Half a century later, the clerical dictatorship is staging its own version of Persepolis. The multi-day state mourning for Ali Khamenei—the orchestrated grief, the managed crowds, the wall-to-wall hagiography—is not merely a funeral. It is a legitimation exercise, an attempt to drape a fracturing regime in the mantle of sacred continuity. And it is failing for precisely the reasons the Shah’s pageant failed: because spectacle cannot feed the hungry, free the imprisoned, or silence the dead.

The Parallels the Regime Cannot See

By several measures, the socioeconomic ledger of the clerical regime in 2026 is worse than the Shah’s was in 1971, but the situation today is also profoundly different and far more severe. Inflation has eroded the rial into irrelevance. Youth unemployment is systemic. The environmental collapse of Lake Urmia, the water crises in Khuzestan and Isfahan, and the hollowing out of the middle class have produced a geography of despair that dwarfs the Shah’s shantytowns. Where the Shah’s White Revolution was a top-down reform that created new dispossessions, the clerical establishment has managed the rarer feat of presiding over decades of stagnation dressed up as divine governance.

And where SAVAK was a scalpel—brutal but targeted—the clerical regime’s repressive apparatus has become a bludgeon. The November 2019 massacre, in which security forces killed an estimated 1,500 protesters in a matter of days, and the bloody crackdown on the January 2026 uprising were not acts of a confident state. They were the reflexes of a regime that has replaced politics with violence because it has nothing left to offer.

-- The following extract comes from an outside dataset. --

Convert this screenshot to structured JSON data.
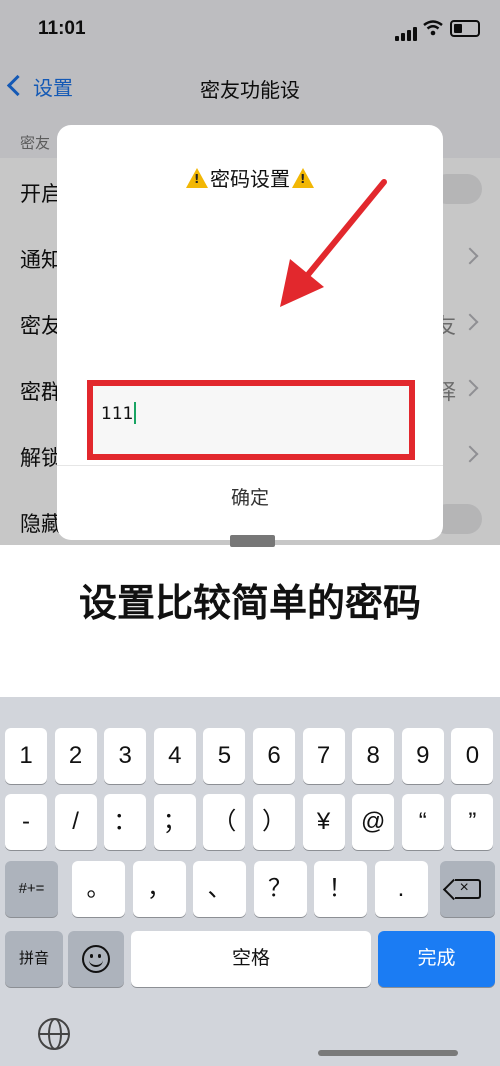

Isolation the Shah Never Faced

Here is the critical difference the clerical establishment refuses to confront: the Shah, for all his domestic failings, was embedded in a web of international support. Washington supplied his arms, his intelligence training, his nuclear ambitions. Neighboring Arab states saw him as a stabilizing force. The Pahlavi regime fell despite its alliances.

The clerical dictatorship has no such cushion. Its regional proxies have collapsed or been degraded—Hezbollah is a shadow of its former self, Assad’s Syria is gone, and the Houthis are a liability rather than an asset. Diplomatically, Tehran is more isolated than at any point since 1979. The regime that once exported revolution now exports only threat, and the world has stopped buying.

The Fire That Each Crackdown Feeds

Since December 2017, Iran has experienced a rolling sequence of nationwide uprisings—2017–18, 2019, 2022, 2026—each broader, younger, and more explicitly aimed at the regime’s totality. These are not reform movements. Their slogan is not “Where is my vote?” It is “Death to the dictator.” Every round of repression kills protesters and manufactures new enemies. The mothers of the slain do not forget. The classmates of the imprisoned do not reconcile.

Simultaneously, the regime’s own base is hemorrhaging. Voter turnout has plummeted to historic lows. Seminaries report dwindling enrollment. Former insiders—commanders, clerics, even former presidents—have distanced themselves publicly or gone silent. The clerical regime is not merely losing the street; it is losing the mosque.

But the most decisive difference between today and the Shah’s era is the existence of an organized resistance. Across Iran’s cities, the MEK Resistance Units have become a daily, active presence, carrying out acts of defiance that keep the flame of resistance alive and prevent the regime’s machinery of repression from turning fear into despair. Their role is not merely symbolic. Through their daily practices, they channel social anger toward uprising, give direction to scattered grievances, and help sustain the continuity of revolt from one wave to the next. This organized force is precisely what the regime fears most: not simply public discontent, but a disciplined network capable of transforming that discontent into a sustained struggle for change.

The Shah learned too late that a throne built on spectacle collapses when the audience stops clapping. The men who replaced him, now staging their own pageant over Khamenei’s coffin, have learned nothing at all. The Iranian people, however, have learned everything.